If you're like most companies your first party data is your most valuable owned marketing resource, and likely your most underutilised, says iCrossing's chief marketing officer Alistair Dent.
But at an individual level there are limits to the usefulness of that data. Trying to analyse the factors on each individual path to purchase is tricky. Serving a personalised ad specific to just one user is impossible outside of your owned channels (website, email, SMS etc). Most media owners won't even let you target a group smaller than a few hundred people at a time.
But segmentation of your users exposes much of the value in that data. Start with retargeting.
Returning visitors to your website will likely show a different predicted conversion rate, so put them into a list so you can bid differently. Analyse the incrementality so that you can bid less for returning visitors if necessary. Put users who make a purchase in your list so that you can identify those who have shown they're willing to engage with your brand.
Most marketers follow the above strategies, but many stop there. Follow the next step: segment users based on categories that are relevant to your own marketing strategy. If a user bought an expensive bed, they're more likely than average to be interested in expensive bedding. If they reached your site via a search for "cheap flights to Rome" then you can forever tag that user as being price sensitive.
The third party data market can cover a lot of useful segments, but with some key downsides:
• There is little transparency about how the data is collected, so you can't judge accuracy.
• Very few understand how people move across devices, so you lose key behavioural indicators.
• Cookie expiration dates mean that old data can become useless quickly.
• You can't use third party data in targeting on search.
By looking at your own customers you know that you're seeing accurate data that is hugely relevant to your brand. You can use this to retarget, or more powerfully you can use this to target look-a-likes.
Lookalike modelling is available in many platforms, and can extend the wonderful customer segmentation you've done on your website visitors to find other users around the web whose behaviour is similar. If you sell posh green wellington boots and your best customers spend a lot of time reading both "Country Living" and "Good Housekeeping", then you can target only users that regularly read both sites. At an extended scale this lets you expand your targeting into prospecting, but based on the segments that matter to your business.
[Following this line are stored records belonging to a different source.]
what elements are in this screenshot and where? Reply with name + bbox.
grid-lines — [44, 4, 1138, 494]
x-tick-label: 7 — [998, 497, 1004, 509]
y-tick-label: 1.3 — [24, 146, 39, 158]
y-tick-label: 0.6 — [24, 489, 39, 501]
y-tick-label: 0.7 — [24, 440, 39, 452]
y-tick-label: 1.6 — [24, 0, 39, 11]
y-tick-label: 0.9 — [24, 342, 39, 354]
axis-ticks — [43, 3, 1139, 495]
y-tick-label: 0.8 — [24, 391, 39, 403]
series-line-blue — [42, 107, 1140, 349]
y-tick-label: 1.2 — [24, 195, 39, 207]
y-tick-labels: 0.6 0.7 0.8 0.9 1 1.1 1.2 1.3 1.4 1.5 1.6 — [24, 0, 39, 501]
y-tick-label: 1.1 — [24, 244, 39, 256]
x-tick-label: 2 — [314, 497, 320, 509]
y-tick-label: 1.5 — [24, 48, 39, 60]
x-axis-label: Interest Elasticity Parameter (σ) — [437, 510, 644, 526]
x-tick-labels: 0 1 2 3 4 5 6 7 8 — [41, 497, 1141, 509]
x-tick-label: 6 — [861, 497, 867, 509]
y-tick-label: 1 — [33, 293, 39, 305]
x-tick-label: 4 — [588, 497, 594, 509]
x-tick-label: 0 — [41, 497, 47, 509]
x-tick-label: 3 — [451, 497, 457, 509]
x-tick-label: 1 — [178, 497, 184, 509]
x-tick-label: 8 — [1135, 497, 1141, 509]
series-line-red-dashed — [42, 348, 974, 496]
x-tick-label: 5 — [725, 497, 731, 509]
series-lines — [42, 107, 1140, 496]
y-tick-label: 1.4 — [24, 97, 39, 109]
Lookalike modelling (and buying media on partners that index closely to your audiences) based on more sophisticated segments of your website visitors is reasonably rare, but the next stage is more rare and more valuable: defining those segments based on your CRM data.
Marketers often think of CRM as an email channel. A list of people who have engaged directly with your brand in the past. Some savvy brands start to analyse that data and tag the "best next action" for each user based on their history. Has an energy contract but not a service contract? Great, that's a tag that a service contract is the next upsell. That insight tends to stay inside the database, or maybe targeted email lists.
By exposing that best next action to the website when an existing customer logs in, they can be placed into an appropriate retargeting list. A DMP, a web analytics package or even a tag manager can all fire the right tag at the right time (or populate the right variable into an existing tag) based on a variable on the page put there by the CRM database. Imagine being able to do lookalike modelling on the existing customers who fit into a "frequent purchaser" segment, or a "high value purchase" segment, or even a "pays promptly" segment…
We're getting into some quite unusual but very valuable turf now, but we can go further. So far all of our data has been implicit: we've inferred it from a user's purchases, searches or website browsing. But it's well within our scope to simply ask them. This might be heavy-touch (e.g. a long incentivised survey) or light-touch (like allowing them to rearrange their homepage to remove content they don't like). We might offer them a way to improve their experience as a customer, or we might slide in a single-question choice once every few visits. Either way that data can be used to enrich the segment they're in.
This explicit data is more valuable than anything we can learn implicitly, because it comes straight from the user's own preferences about how we should talk to them. Expect data enrichment to be a core pillar of a wide range of digital agencies' services in 2017 as it breaks out from email and into media targeting.